Experimental details
To create our plasmid we used Synbiota’s RDP protocol that allowed us to assemble our todE and todF constructs. We confirmed the identity of our constructs by using gel electrophoresis to compare our constructs against the todE and todF genes we purified from P. putida F1. Once the todE and todF genes have been assembled they will be inserted into the psB1C3 backbone using Ligase Chain Reaction (LCR). Gel electrophoresis will once again be used to ensure that our plasmid has been correctly assembled. Once our plasmid is assembled we will then transform E.coli that we will make chemically competent for transformation. Antibiotic selection will be used to identify the transformed colonies. To test for the synthesis of the enzymes, the transformed colonies will be lysed and SDS-PAGE and western blotting will be used. After confirming the production of the enzymes, the transformed E.coli will be grown on a 3-methyl catechol rich media and then a colorimetric assay will be used to identify the formation of 2-Hydroxy-6-keto-2,4-heptadienoate (substrate of todE); and 2-Hydroxy-2,4-pentadienoate substrate of todF). Also, if time permits Gas Chromatography and Mass spectrometry will also be used to characterize the activity of these enzymes.
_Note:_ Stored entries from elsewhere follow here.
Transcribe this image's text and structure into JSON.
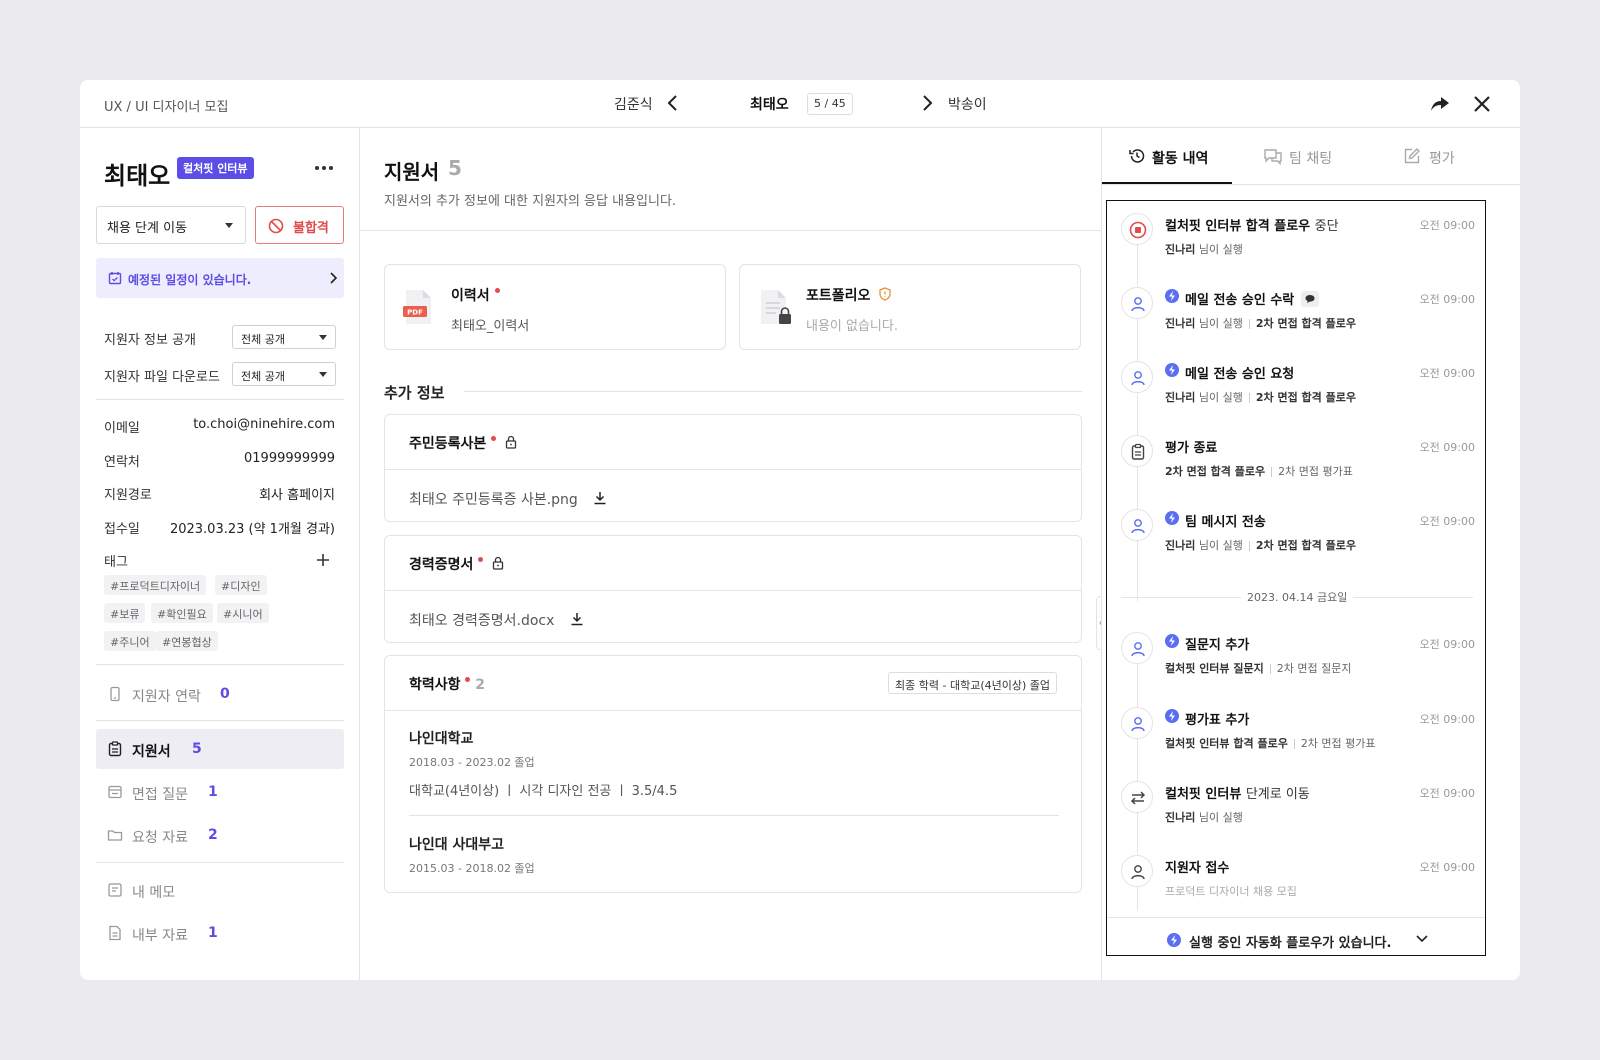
{
  "topbar": {
    "breadcrumb": "UX / UI 디자이너 모집",
    "prev_name": "김준식",
    "current_name": "최태오",
    "counter": "5 / 45",
    "next_name": "박송이"
  },
  "candidate": {
    "name": "최태오",
    "stage_badge": "컬처핏 인터뷰",
    "stage_select": "채용 단계 이동",
    "reject_label": "불합격",
    "schedule_notice": "예정된 일정이 있습니다.",
    "settings": [
      {
        "label": "지원자 정보 공개",
        "value": "전체 공개"
      },
      {
        "label": "지원자 파일 다운로드",
        "value": "전체 공개"
      }
    ],
    "info": [
      {
        "label": "이메일",
        "value": "to.choi@ninehire.com"
      },
      {
        "label": "연락처",
        "value": "01999999999"
      },
      {
        "label": "지원경로",
        "value": "회사 홈페이지"
      },
      {
        "label": "접수일",
        "value": "2023.03.23 (약 1개월 경과)"
      }
    ],
    "tags_label": "태그",
    "tags": [
      "#프로덕트디자이너",
      "#디자인",
      "#보류",
      "#확인필요",
      "#시니어",
      "#주니어",
      "#연봉협상"
    ]
  },
  "menu": [
    {
      "label": "지원자 연락",
      "count": "0"
    },
    {
      "label": "지원서",
      "count": "5"
    },
    {
      "label": "면접 질문",
      "count": "1"
    },
    {
      "label": "요청 자료",
      "count": "2"
    },
    {
      "label": "내 메모",
      "count": ""
    },
    {
      "label": "내부 자료",
      "count": "1"
    }
  ],
  "main": {
    "title": "지원서",
    "title_count": "5",
    "description": "지원서의 추가 정보에 대한 지원자의 응답 내용입니다.",
    "resume_title": "이력서",
    "resume_file": "최태오_이력서",
    "resume_badge": "PDF",
    "portfolio_title": "포트폴리오",
    "portfolio_empty": "내용이 없습니다.",
    "extra_section": "추가 정보",
    "id_doc_title": "주민등록사본",
    "id_doc_file": "최태오 주민등록증 사본.png",
    "career_doc_title": "경력증명서",
    "career_doc_file": "최태오 경력증명서.docx",
    "education_title": "학력사항",
    "education_count": "2",
    "education_badge": "최종 학력 - 대학교(4년이상) 졸업",
    "education": [
      {
        "school": "나인대학교",
        "period": "2018.03 - 2023.02 졸업",
        "detail": "대학교(4년이상)  ㅣ 시각 디자인 전공  ㅣ 3.5/4.5"
      },
      {
        "school": "나인대 사대부고",
        "period": "2015.03 - 2018.02 졸업",
        "detail": ""
      }
    ]
  },
  "right_tabs": [
    "활동 내역",
    "팀 채팅",
    "평가"
  ],
  "activity": [
    {
      "title": "컬처핏 인터뷰 합격 플로우",
      "title_suffix": "중단",
      "time": "오전 09:00",
      "meta_bold": "진나리",
      "meta": "님이 실행",
      "meta2": ""
    },
    {
      "title": "메일 전송 승인 수락",
      "title_suffix": "",
      "time": "오전 09:00",
      "meta_bold": "진나리",
      "meta": "님이 실행",
      "meta2": "2차 면접 합격 플로우"
    },
    {
      "title": "메일 전송 승인 요청",
      "title_suffix": "",
      "time": "오전 09:00",
      "meta_bold": "진나리",
      "meta": "님이 실행",
      "meta2": "2차 면접 합격 플로우"
    },
    {
      "title": "평가 종료",
      "title_suffix": "",
      "time": "오전 09:00",
      "meta_bold": "2차 면접 합격 플로우",
      "meta": "",
      "meta2": "2차 면접 평가표"
    },
    {
      "title": "팀 메시지 전송",
      "title_suffix": "",
      "time": "오전 09:00",
      "meta_bold": "진나리",
      "meta": "님이 실행",
      "meta2": "2차 면접 합격 플로우"
    },
    {
      "title": "질문지 추가",
      "title_suffix": "",
      "time": "오전 09:00",
      "meta_bold": "컬처핏 인터뷰 질문지",
      "meta": "",
      "meta2": "2차 면접 질문지"
    },
    {
      "title": "평가표 추가",
      "title_suffix": "",
      "time": "오전 09:00",
      "meta_bold": "컬처핏 인터뷰 합격 플로우",
      "meta": "",
      "meta2": "2차 면접 평가표"
    },
    {
      "title": "컬처핏 인터뷰",
      "title_suffix": "단계로 이동",
      "time": "오전 09:00",
      "meta_bold": "진나리",
      "meta": "님이 실행",
      "meta2": ""
    },
    {
      "title": "지원자 접수",
      "title_suffix": "",
      "time": "오전 09:00",
      "meta_bold": "",
      "meta": "프로덕트 디자이너 채용 모집",
      "meta2": ""
    }
  ],
  "date_separator": "2023. 04.14 금요일",
  "auto_flow_notice": "실행 중인 자동화 플로우가 있습니다.",
  "colors": {
    "accent": "#5b4de6",
    "danger": "#e14b4b",
    "bolt": "#5b6df0"
  }
}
Furthermore, we will co-transform the bacteria with our designed plasmid and pTDG602 to observe a complete degradation of toluene to carbon dioxide and water.
Progress
We have currently assembled our todE and todF genes using the symbiota protocol. To add the todE and todF genes into the plasmid we tried to use LCR; however, due to contamination it did not work hence we used Gibson to assemble it. Currently, we are in the process of transforming our E.coli with our assembled plasmid after which we will proceed to verify the production of our enzymes and to characterize their activity.